Para o jornalista e ex-vereador Hélio Rodrigues, a medida foi tão equivocada quanto perigosa, tanto para o secretário quanto para o próprio Prefeito.
“No último julgamento, que condenou os cargos, os desembargadores já haviam destacado o desrespeito do Prefeito à primeira decisão pela inconstitucionalidade das nomeações. Quando houve o julgamento no Pleno do TJ percebemos a evidente irritação dos desembargadores pelo fato de que o prefeito não respeitou a primeira decisão. Assim, criou-se um atrito com os membros daquela Corte, que, ou o prefeito tem muita coragem de enfrentar (o que não parece ser o caso) ou foi muito mal orientado quando à postura a ser tomada diante da possibilidade de rejeição de qualquer projeto que enviasse à Câmara recriando e legalizando os cargos”, disse Hélio Rodrigues.
O jornalista e relator da Lei Orgânica de Franca também destacou que é estranho que uma medida de nomeação de cargos tenha sido tomada por uma Secretaria Municipal: “nomeação e descrição de funções de cargos não concursados é de competência exclusiva do Prefeito e não vejo nenhuma legalidade no ato tomado pelo Secretário de Educação. Isso certamente é uma manobra arriscada e aventureira do prefeito”, disse.
Segundo Hélio Rodrigues, além de confrontar uma medida judicial do TJ, o governo do Prefeito Gilson também desrespeita a Câmara de Vereadores.
“O Legislativo deveria ser ouvido em qualquer uma das hipóteses, principalmente porque, se os cargos foram extintos pelo TJ, eles não mais existem e deveriam ser criados e regulamentados por uma nova lei, com o quórum qualificado de 2/3 dos vereadores”, disse o ex-parlamentar.
“Mesmo que fosse nomear funcionários da Educação que já são efetivos na Prefeitura, que para a direção de escolas devem estar devidamente qualificados, o Governo de Franca deveria atentar para o fato de que não há função gratificada para o cargo, pois eles sempre foram em comissão. Assim, vejo um desafio inconsequente do Prefeito ao Tribunal e à Câmara de Vereadores”, explicou Hélio.

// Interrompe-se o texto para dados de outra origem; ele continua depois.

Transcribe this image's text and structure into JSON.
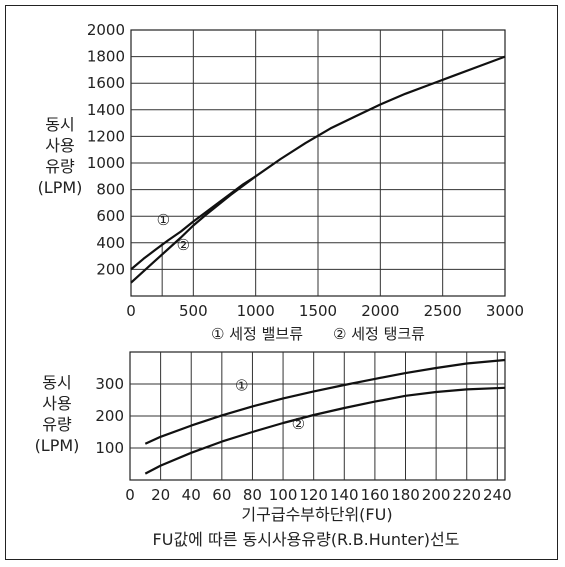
{
  "chart_data": [
    {
      "type": "line",
      "ylabel_lines": [
        "동시",
        "사용",
        "유량",
        "(LPM)"
      ],
      "xlabel": "",
      "xlim": [
        0,
        3000
      ],
      "ylim": [
        0,
        2000
      ],
      "x_ticks": [
        0,
        500,
        1000,
        1500,
        2000,
        2500,
        3000
      ],
      "y_ticks": [
        200,
        400,
        600,
        800,
        1000,
        1200,
        1400,
        1600,
        1800,
        2000
      ],
      "x_tick_labels": [
        "0",
        "500",
        "1000",
        "1500",
        "2000",
        "2500",
        "3000"
      ],
      "y_tick_labels": [
        "200",
        "400",
        "600",
        "800",
        "1000",
        "1200",
        "1400",
        "1600",
        "1800",
        "2000"
      ],
      "grid": true,
      "legend_text": "① 세정 밸브류　　② 세정 탱크류",
      "series": [
        {
          "name": "①",
          "points": [
            [
              0,
              200
            ],
            [
              100,
              280
            ],
            [
              200,
              350
            ],
            [
              300,
              420
            ],
            [
              400,
              485
            ],
            [
              500,
              560
            ],
            [
              600,
              630
            ],
            [
              700,
              700
            ],
            [
              800,
              770
            ],
            [
              900,
              840
            ],
            [
              1000,
              900
            ]
          ]
        },
        {
          "name": "②",
          "points": [
            [
              0,
              100
            ],
            [
              200,
              270
            ],
            [
              400,
              440
            ],
            [
              500,
              530
            ],
            [
              600,
              610
            ],
            [
              800,
              760
            ],
            [
              1000,
              900
            ],
            [
              1200,
              1030
            ],
            [
              1400,
              1150
            ],
            [
              1600,
              1260
            ],
            [
              1800,
              1350
            ],
            [
              2000,
              1440
            ],
            [
              2200,
              1520
            ],
            [
              2400,
              1590
            ],
            [
              2600,
              1660
            ],
            [
              2800,
              1730
            ],
            [
              3000,
              1800
            ]
          ]
        }
      ],
      "series_labels": [
        {
          "text": "①",
          "x": 260,
          "y": 535
        },
        {
          "text": "②",
          "x": 420,
          "y": 345
        }
      ]
    },
    {
      "type": "line",
      "ylabel_lines": [
        "동시",
        "사용",
        "유량",
        "(LPM)"
      ],
      "xlabel": "기구급수부하단위(FU)",
      "xlim": [
        0,
        245
      ],
      "ylim": [
        0,
        400
      ],
      "x_ticks": [
        0,
        20,
        40,
        60,
        80,
        100,
        120,
        140,
        160,
        180,
        200,
        220,
        240
      ],
      "y_ticks": [
        100,
        200,
        300
      ],
      "x_tick_labels": [
        "0",
        "20",
        "40",
        "60",
        "80",
        "100",
        "120",
        "140",
        "160",
        "180",
        "200",
        "220",
        "240"
      ],
      "y_tick_labels": [
        "100",
        "200",
        "300"
      ],
      "grid": true,
      "series": [
        {
          "name": "①",
          "points": [
            [
              10,
              113
            ],
            [
              20,
              135
            ],
            [
              40,
              170
            ],
            [
              60,
              202
            ],
            [
              80,
              230
            ],
            [
              100,
              255
            ],
            [
              120,
              277
            ],
            [
              140,
              297
            ],
            [
              160,
              316
            ],
            [
              180,
              334
            ],
            [
              200,
              350
            ],
            [
              220,
              364
            ],
            [
              245,
              375
            ]
          ]
        },
        {
          "name": "②",
          "points": [
            [
              10,
              20
            ],
            [
              20,
              45
            ],
            [
              40,
              85
            ],
            [
              60,
              120
            ],
            [
              80,
              150
            ],
            [
              100,
              178
            ],
            [
              120,
              203
            ],
            [
              140,
              225
            ],
            [
              160,
              245
            ],
            [
              180,
              263
            ],
            [
              200,
              275
            ],
            [
              220,
              283
            ],
            [
              245,
              288
            ]
          ]
        }
      ],
      "series_labels": [
        {
          "text": "①",
          "x": 73,
          "y": 280
        },
        {
          "text": "②",
          "x": 110,
          "y": 160
        }
      ]
    }
  ],
  "caption": "FU값에 따른 동시사용유량(R.B.Hunter)선도"
}
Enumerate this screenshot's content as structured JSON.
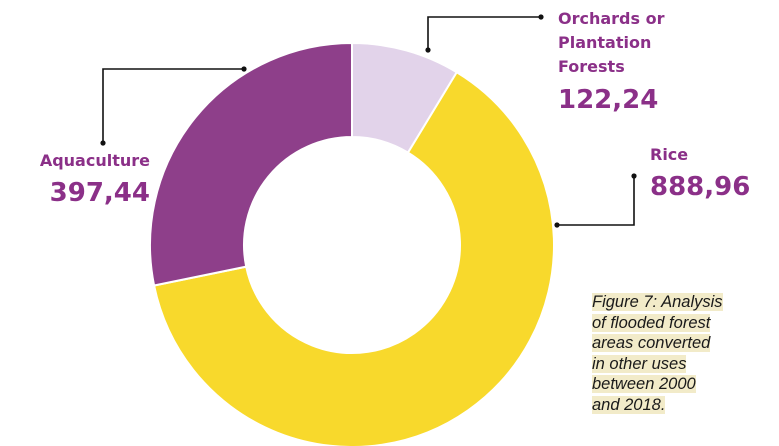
{
  "caption_lines": [
    "Figure 7: Analysis",
    "of flooded forest",
    "areas converted",
    "in other uses",
    "between 2000",
    "and 2018."
  ],
  "colors": {
    "label_text": "#8b3088",
    "leader": "#111111",
    "slice_border": "#ffffff",
    "caption_highlight": "#f2ebc9"
  },
  "chart_data": {
    "type": "pie",
    "variant": "donut",
    "categories": [
      "Orchards or Plantation Forests",
      "Rice",
      "Aquaculture"
    ],
    "values": [
      122.24,
      888.96,
      397.44
    ],
    "display_values": [
      "122,24",
      "888,96",
      "397,44"
    ],
    "label_lines": [
      [
        "Orchards or",
        "Plantation",
        "Forests"
      ],
      [
        "Rice"
      ],
      [
        "Aquaculture"
      ]
    ],
    "colors": [
      "#e2d3ea",
      "#f8d92c",
      "#8e3f8a"
    ],
    "start_angle_deg": 0,
    "direction": "clockwise",
    "legend": "none",
    "title": ""
  }
}
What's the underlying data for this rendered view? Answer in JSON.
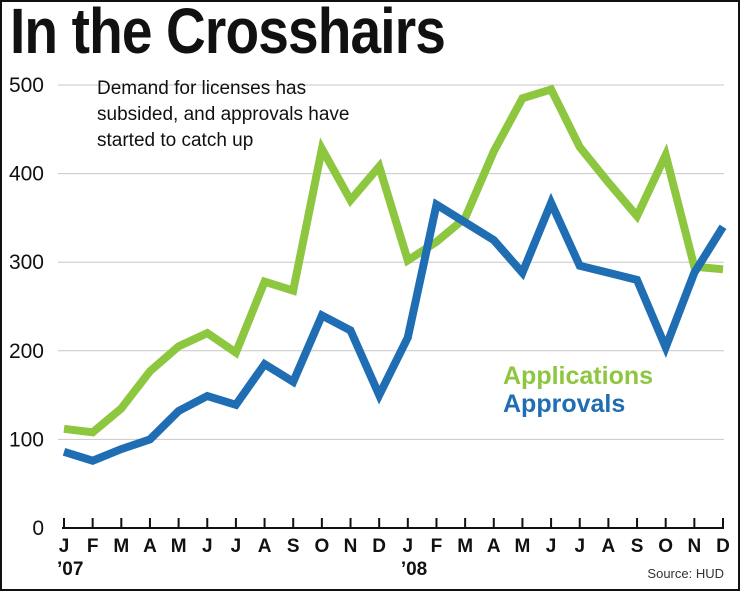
{
  "chart_data": {
    "type": "line",
    "title": "In the Crosshairs",
    "annotation": [
      "Demand for licenses has",
      "subsided, and approvals have",
      "started to catch up"
    ],
    "source": "Source: HUD",
    "categories": [
      "J",
      "F",
      "M",
      "A",
      "M",
      "J",
      "J",
      "A",
      "S",
      "O",
      "N",
      "D",
      "J",
      "F",
      "M",
      "A",
      "M",
      "J",
      "J",
      "A",
      "S",
      "O",
      "N",
      "D"
    ],
    "year_labels": [
      {
        "label": "’07",
        "index": 0
      },
      {
        "label": "’08",
        "index": 12
      }
    ],
    "y_ticks": [
      0,
      100,
      200,
      300,
      400,
      500
    ],
    "ylim": [
      0,
      500
    ],
    "series": [
      {
        "name": "Applications",
        "color": "#8dc63f",
        "values": [
          112,
          108,
          135,
          177,
          205,
          220,
          198,
          278,
          268,
          428,
          370,
          408,
          302,
          323,
          350,
          425,
          485,
          495,
          430,
          390,
          352,
          421,
          295,
          292
        ]
      },
      {
        "name": "Approvals",
        "color": "#1f6db3",
        "values": [
          86,
          76,
          89,
          100,
          132,
          149,
          139,
          185,
          165,
          240,
          223,
          150,
          215,
          365,
          345,
          325,
          288,
          367,
          296,
          288,
          280,
          204,
          288,
          340
        ]
      }
    ]
  }
}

Por incrível que possa parecer, por tabela, segundo o relator da Lei Orgânica, há mais uma agravante na medida de nomeação através de ato secretarial: “Se alguns dos diretores de escolas nomeados são efetivos do quadro da Prefeitura e foram contratados como Professores PEB (Educação Básica) a nomeação para o cargo de direção também provoca o chamado desvio de função, proibido no serviço público e que pode gerar dever de indenizar por parte da Prefeitura e penalizações pelo próprio Tribunal de Justiça, pelo Tribunal de Contas – TCE – e também pela Justiça do Trabalho”, comentou Hélio Rodrigues.
Segundo ele, as justificativas do ato de nomeação publicado no Diário Oficial são frágeis e certamente, em questão de pouco tempo, o Ministério Público Estadual, através do Promotor Paulo Borges também deverá questionar o prefeito e seu secretário quanto às eventuais justificativas à medida tomada.